Groupe de pêcheurs dans le débarcadère du village de Mayel. © S. Sambou

Il est intéressant de noter que, suivant la tradition, du troc entre poissons, légumes et lait de vache ou chèvre se fait entre les communautés. Il y a donc une interdépendance forte entre pêcheurs, éleveurs et agriculteurs, et la réussite des uns bénéfices à tout le monde. Conscientes de la surexploitation faite par les pêcheurs qui viennent de tous horizons et de l’exode rural qui les frappe fortement, des communautés tentent ainsi de conserver certains sites naturels dans leurs territoires tout en cherchant à garantir leur souveraineté alimentaire mais aussi un développement durable de leur région

Par exemple, au N’Diael, des ilots dans la cuvette inondée constituent le cœur d’une APAC potentielle. Ils portent de nombreux rôles pour les communautés alentours. Citons les pêches collectives de subsistance ou commerciale saisonnières, la réserve d’herbe fraîche pour les éleveurs locaux ou transhumants en saison sèche, l’exploitation des rhizomes de Cyperus maritimus ou Gové, exploité pour la fabrication de l’encens traditionnel bien prisé par les dames des grandes villes du Sénégal. Ces ilots sont aussi des lieux de sécurité face au voleur de bétail, des outils de gestion des conflits entre éleveurs et agriculteurs et ils font l’objet encore aujourd’hui de pratiques ancestrales favorisant leur conservation.

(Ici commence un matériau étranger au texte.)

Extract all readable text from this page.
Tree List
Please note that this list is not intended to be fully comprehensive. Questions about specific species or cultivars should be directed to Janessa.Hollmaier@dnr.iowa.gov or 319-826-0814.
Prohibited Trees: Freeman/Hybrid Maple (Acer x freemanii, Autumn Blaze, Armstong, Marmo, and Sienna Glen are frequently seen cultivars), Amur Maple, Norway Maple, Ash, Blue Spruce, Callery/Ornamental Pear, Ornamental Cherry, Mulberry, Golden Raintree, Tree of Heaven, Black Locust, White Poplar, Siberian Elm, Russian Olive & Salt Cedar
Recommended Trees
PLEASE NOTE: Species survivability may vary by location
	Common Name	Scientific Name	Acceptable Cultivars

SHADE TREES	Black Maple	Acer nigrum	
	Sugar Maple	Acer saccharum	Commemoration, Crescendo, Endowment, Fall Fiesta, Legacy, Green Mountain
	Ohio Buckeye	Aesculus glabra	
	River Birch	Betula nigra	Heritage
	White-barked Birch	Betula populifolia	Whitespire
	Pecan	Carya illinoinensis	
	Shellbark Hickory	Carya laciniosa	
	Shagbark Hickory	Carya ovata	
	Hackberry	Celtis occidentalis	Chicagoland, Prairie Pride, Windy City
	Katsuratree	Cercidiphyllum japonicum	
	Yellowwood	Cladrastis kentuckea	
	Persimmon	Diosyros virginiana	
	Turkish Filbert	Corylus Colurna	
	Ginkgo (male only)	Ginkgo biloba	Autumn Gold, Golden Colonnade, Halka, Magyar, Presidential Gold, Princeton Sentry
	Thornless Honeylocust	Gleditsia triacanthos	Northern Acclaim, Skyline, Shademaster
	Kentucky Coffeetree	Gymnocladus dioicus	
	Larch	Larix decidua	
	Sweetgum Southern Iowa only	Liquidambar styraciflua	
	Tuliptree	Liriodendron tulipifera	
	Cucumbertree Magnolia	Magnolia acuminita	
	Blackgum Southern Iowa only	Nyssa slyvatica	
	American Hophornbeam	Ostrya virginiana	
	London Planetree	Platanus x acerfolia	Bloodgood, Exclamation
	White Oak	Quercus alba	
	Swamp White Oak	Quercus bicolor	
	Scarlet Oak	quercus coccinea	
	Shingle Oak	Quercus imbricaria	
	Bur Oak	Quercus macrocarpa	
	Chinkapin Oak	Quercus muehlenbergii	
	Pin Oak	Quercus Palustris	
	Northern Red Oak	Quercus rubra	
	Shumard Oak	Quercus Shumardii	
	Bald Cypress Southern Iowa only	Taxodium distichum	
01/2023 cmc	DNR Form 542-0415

Par le biais de ma mission, une interaction ouverte et fructueuse a pu s’établir entre les communautés de Sokone, Ndiael et Djoudj avec le Consortium APAC, et ces communautés ont pu faire quelques premiers pas vers la définition de leurs APAC. Avec d’avantage d’appui technique et financier, je suis confiant qu’elles réussiront à mieux s’organiser, à définir les règles d’exploitation durable des ressources de leurs îles et des autres espaces de leurs patrimoines communautaires qu’elles souhaitent préserver, à mettre en marche des organes de gouvernance basés sur les acquis du passé, et à mieux gérer les conflits. Elles pourraient aussi espérer d’obtenir la reconnaissance légale de leurs capacités à conserver la nature et gagner leur combat contre l’accès libre aux ressources naturelles qui mine tant les efforts de conservation de l’état comme ceux des communautés locales elles-mêmes.